OTTAWA, March 17 (Reuters) - Canada’s central bank is redefining the role of its No. 2 policymaker, introducing changes that may attract a broader range of candidates to fill the job when the current second-in-command, Tiff Macklem, steps down later this year.
To split off some of the responsibilities now undertaken by Macklem, the Bank of Canada’s senior deputy governor, the bank is creating the position of chief operating officer (COO), according to a job vacancy posted online by executive recruitment firm Boyden.
Until now, the bank’s No. 2 has been required to do the work of a COO, overseeing corporate planning and coordinating the bank’s operations, as well as helping to set monetary policy.
“The bank is redefining its management structure, which includes transferring the operational oversight that has traditionally been part of the senior deputy governor’s (SDG) role to the newly created position of chief operating officer,” the job description says.
“Reporting to the SDG, the COO will be devoted to managing the increasing complexity of the bank’s administrative functions, and ensure the operational sustainability, vitality and effectiveness of the bank.”
The restructuring of the upper echelons comes as bank Governor Stephen Poloz has his first chance since taking the helm last June to bring fresh faces into the bank’s six-member rate-setting Governing Council.
The bank is grappling with below-target inflation in Canada and sluggish exports that are holding back growth, a trend it said has been puzzling.
Macklem is leaving May 1 to become the dean of a business school in Toronto and Deputy Governor John Murray is retiring on April 30.
The planned changes would put the Bank of Canada more in line with the U.S. Federal Reserve, which has a standalone COO.
It also frees up the top policymakers to focus on economic analysis and monetary policy without the time-consuming distractions of issues such as building renovations or personnel.
The Bank of Canada confirmed that the dual responsibilities of the senior deputy governor would be reduced to focus on economics.
“This role is being redefined to emphasize the policy aspect,” said Dale Alexander, spokeswoman for the bank.
The senior deputy governor will continue to have ultimate responsibility for the bank’s operations but with the “added assistance of a COO,” she said.
The widely held view among central bank watchers has been that an internal candidate, likely a deputy governor, would succeed Macklem because someone with years of experience in the bank and an understanding of its inner workings was more likely to be able to take on those COO tasks.
But that assumption no longer holds true, and Macklem’s job could attract outsiders or economists who were otherwise deterred by those extra demands.
“It previously meant someone from the inside or someone who had worked at the bank would probably find it easier fitting into that role,” said Paul Ferley, assistant chief economist at the Royal Bank of Canada. “With them lessening that COO responsibility, it doesn’t make it as imperative.”

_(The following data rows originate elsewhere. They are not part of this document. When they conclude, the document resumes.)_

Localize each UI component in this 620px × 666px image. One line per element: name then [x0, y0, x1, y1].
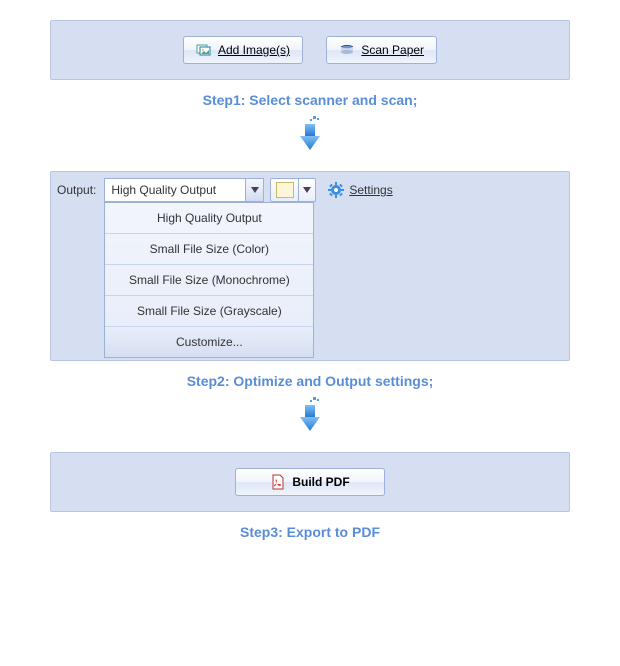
step1-panel: Add Image(s) Scan Paper — [50, 20, 570, 80]
pdf-icon — [270, 474, 286, 490]
color-picker[interactable] — [270, 178, 316, 202]
output-combo[interactable]: High Quality Output High Quality Output … — [104, 178, 264, 202]
output-dropdown: High Quality Output Small File Size (Col… — [104, 202, 314, 358]
output-toolbar: Output: High Quality Output High Quality… — [57, 178, 563, 202]
add-images-label: Add Image(s) — [218, 43, 290, 57]
output-option[interactable]: Customize... — [105, 327, 313, 357]
scan-paper-button[interactable]: Scan Paper — [326, 36, 437, 64]
step3-caption: Step3: Export to PDF — [50, 524, 570, 540]
color-swatch-button[interactable] — [271, 179, 299, 201]
output-label: Output: — [57, 183, 96, 197]
output-option[interactable]: Small File Size (Grayscale) — [105, 296, 313, 327]
scan-paper-label: Scan Paper — [361, 43, 424, 57]
build-pdf-button[interactable]: Build PDF — [235, 468, 385, 496]
images-icon — [196, 42, 212, 58]
step2-caption: Step2: Optimize and Output settings; — [50, 373, 570, 389]
step1-caption: Step1: Select scanner and scan; — [50, 92, 570, 108]
color-swatch — [276, 182, 294, 198]
output-option[interactable]: Small File Size (Monochrome) — [105, 265, 313, 296]
color-dropdown-button[interactable] — [299, 179, 315, 201]
gear-icon — [328, 182, 344, 198]
output-combo-value: High Quality Output — [111, 183, 245, 197]
chevron-down-icon — [245, 179, 263, 201]
settings-label: Settings — [349, 183, 392, 197]
output-option[interactable]: High Quality Output — [105, 203, 313, 234]
settings-button[interactable]: Settings — [328, 182, 392, 198]
arrow-1 — [50, 116, 570, 159]
add-images-button[interactable]: Add Image(s) — [183, 36, 303, 64]
step2-panel: Output: High Quality Output High Quality… — [50, 171, 570, 361]
output-option[interactable]: Small File Size (Color) — [105, 234, 313, 265]
scanner-icon — [339, 42, 355, 58]
build-pdf-label: Build PDF — [292, 475, 349, 489]
step3-panel: Build PDF — [50, 452, 570, 512]
arrow-2 — [50, 397, 570, 440]
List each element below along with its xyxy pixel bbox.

“It may not have prevented them hiring someone from the outside but certainly the hurdle isn’t as high as it used to be,” he said.
Ferley, who worked at the Bank of Canada earlier in his career, also said it could make the job “more attractive” to an economist who is interested in monetary policy but not so much in the operational side of things.
“There often was a feeling that the senior deputy governor spent an amount of time staying on top of the operations of the bank and didn’t have as much opportunity to stay involved in monetary policy analysis and monitoring the economy,” he said.
Macklem and his predecessor, Paul Jenkins, both had long histories in the Bank of Canada before stepping into the role of senior deputy governor.
The last four senior deputy governors did not go on to become governor, another possible deterrent to anyone who has aspirations for the top job.
Analysts so far have pointed almost exclusively to internal candidates as the strongest contenders to replace Macklem, with Jean Boivin and Agathe Cote the two mentioned the most.
Boivin, a former university professor, was a deputy governor at the central bank from 2010 until 2012, when he went to the finance ministry to become Canada’s finance deputy at the Group of Seven and Group of 20.
Cote was appointed deputy governor in 2010 after working her way up through the ranks of the institution after joining in 1982.
Both are native French speakers and Cote would be the first woman in the role.
“I think Agathe Cote may have a slight edge,” said Charles St-Arnaud, economist at Nomura Securities.
Deputy Governor Timothy Lane has been fingered as another possibility. He left the International Monetary Fund in 2008 to join the bank as an adviser to the governor. He was promoted to deputy governor in 2009.